Galvin and Gross are ready to test that fight, believing that America’s 50th state has maintained a more independent lean than its political veneer from presidential contests.
“It’s not labels,” Galvin said in a telephone interview Friday. “To Alaskans, it’s what have they done lately.”
“Alaskans want an independent voice in the Senate,” Gross said in a recent telephone interview, suggesting that GOP Sen. Lisa Murkowski’s public break with Trump in June lived up to the state’s independent image.
Each candidate expects to win the Democratic nomination on Tuesday, through a quirk in the law that allows independents to win one of the party’s nominations. Assuming they both win, they will appear on the November ballot with a label “nonpartisan” but also a notation that they are the Democratic endorsee.
Both Gross and Galvin are using their personal background as the narrative issue for their campaign.

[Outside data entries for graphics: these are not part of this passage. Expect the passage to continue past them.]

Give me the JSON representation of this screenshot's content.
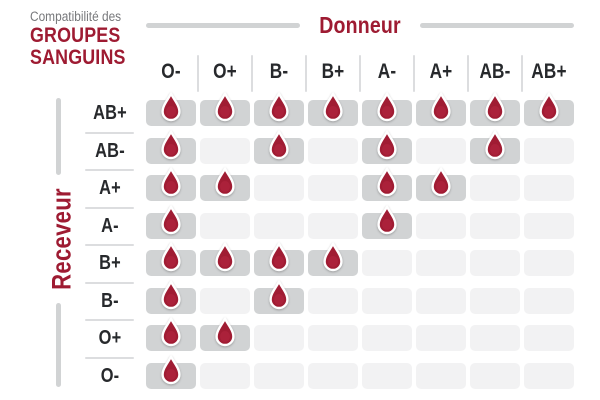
{
  "title": {
    "prefix": "Compatibilité des",
    "line1": "GROUPES",
    "line2": "SANGUINS"
  },
  "axes": {
    "donor": "Donneur",
    "receiver": "Receveur"
  },
  "icons": {
    "compatible_marker": "blood-drop-icon"
  },
  "chart_data": {
    "type": "heatmap",
    "title": "Compatibilité des GROUPES SANGUINS",
    "x_axis_label": "Donneur",
    "y_axis_label": "Receveur",
    "columns": [
      "O-",
      "O+",
      "B-",
      "B+",
      "A-",
      "A+",
      "AB-",
      "AB+"
    ],
    "rows": [
      "AB+",
      "AB-",
      "A+",
      "A-",
      "B+",
      "B-",
      "O+",
      "O-"
    ],
    "values": [
      [
        1,
        1,
        1,
        1,
        1,
        1,
        1,
        1
      ],
      [
        1,
        0,
        1,
        0,
        1,
        0,
        1,
        0
      ],
      [
        1,
        1,
        0,
        0,
        1,
        1,
        0,
        0
      ],
      [
        1,
        0,
        0,
        0,
        1,
        0,
        0,
        0
      ],
      [
        1,
        1,
        1,
        1,
        0,
        0,
        0,
        0
      ],
      [
        1,
        0,
        1,
        0,
        0,
        0,
        0,
        0
      ],
      [
        1,
        1,
        0,
        0,
        0,
        0,
        0,
        0
      ],
      [
        1,
        0,
        0,
        0,
        0,
        0,
        0,
        0
      ]
    ],
    "marker_meaning": "compatible"
  },
  "colors": {
    "accent_red": "#9e1b32",
    "drop_red": "#a01c33",
    "drop_highlight": "#b82943",
    "text_dark": "#27292c",
    "text_gray": "#77787b",
    "cell_filled": "#d1d3d4",
    "cell_empty": "#f2f2f3",
    "divider": "#dcdddf",
    "line_gray": "#d1d3d4"
  }
}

Gross became an orthopedic surgeon, meeting his wife Monica, a pediatric specialist, in medical school, only to both leave their practices to work on the business side of the industry looking for solutions to its prohibitively high costs, particularly in such a sprawling place such as Alaska.

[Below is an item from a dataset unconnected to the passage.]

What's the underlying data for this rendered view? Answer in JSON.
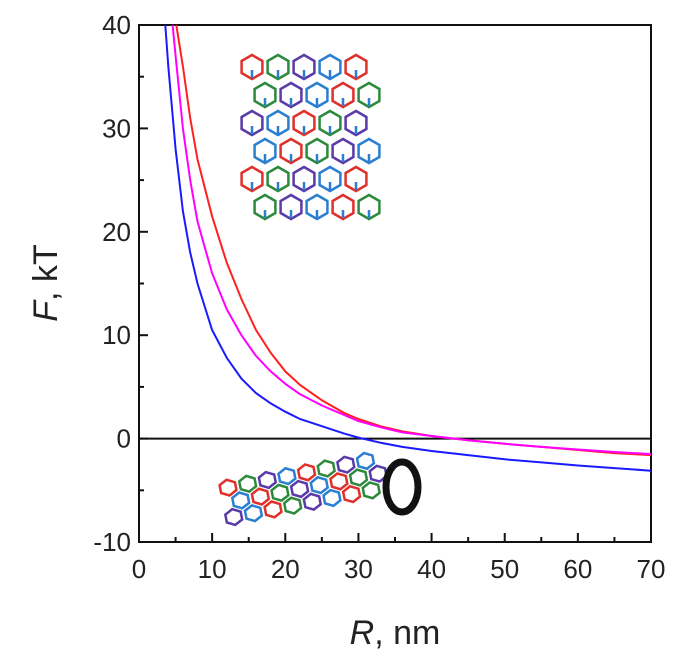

Gross, who believes those health costs are holding back the state economy, has targeted Sullivan for his votes to repeal the Affordable Care Act, an issue he believes is only more relevant during the pandemic.
Galvin, who said she grew up with an abusive father, became an education activist in large part because she said educators helped rescue her family.
With oil prices collapsing from lack of driving demand during the pandemic, Republicans are prepared to tie this duo to the liberal wing of the Democratic Party, arguing that despite their independent label they would support ideas that could crush Alaska’s biggest industry.
“Anyone who knows me knows I’m not liberal,” Galvin said. “My husband’s in the oil industry, hello!”
“I would be a hard break on the radical agenda,” Gross said of proposals such as the Green New Deal.
But in 2018, as some parts of the nation broke hard against Trump and his supporters, Alaska held on, not just with Young’s win but also Republican Mike Dunleavy comfortably defeating former senator Mark Begich (D) in the governor’s race.
Back in 2008, Begich stunned the political world by defeating Ted Stevens (R), the state’s most influential politician ever, who had been convicted in a federal corruption case just days before the election.
Begich is now serving as one of Gross’s closest advisers, and he and Galvin hope that it’s more like 2008 in Alaska than 2018.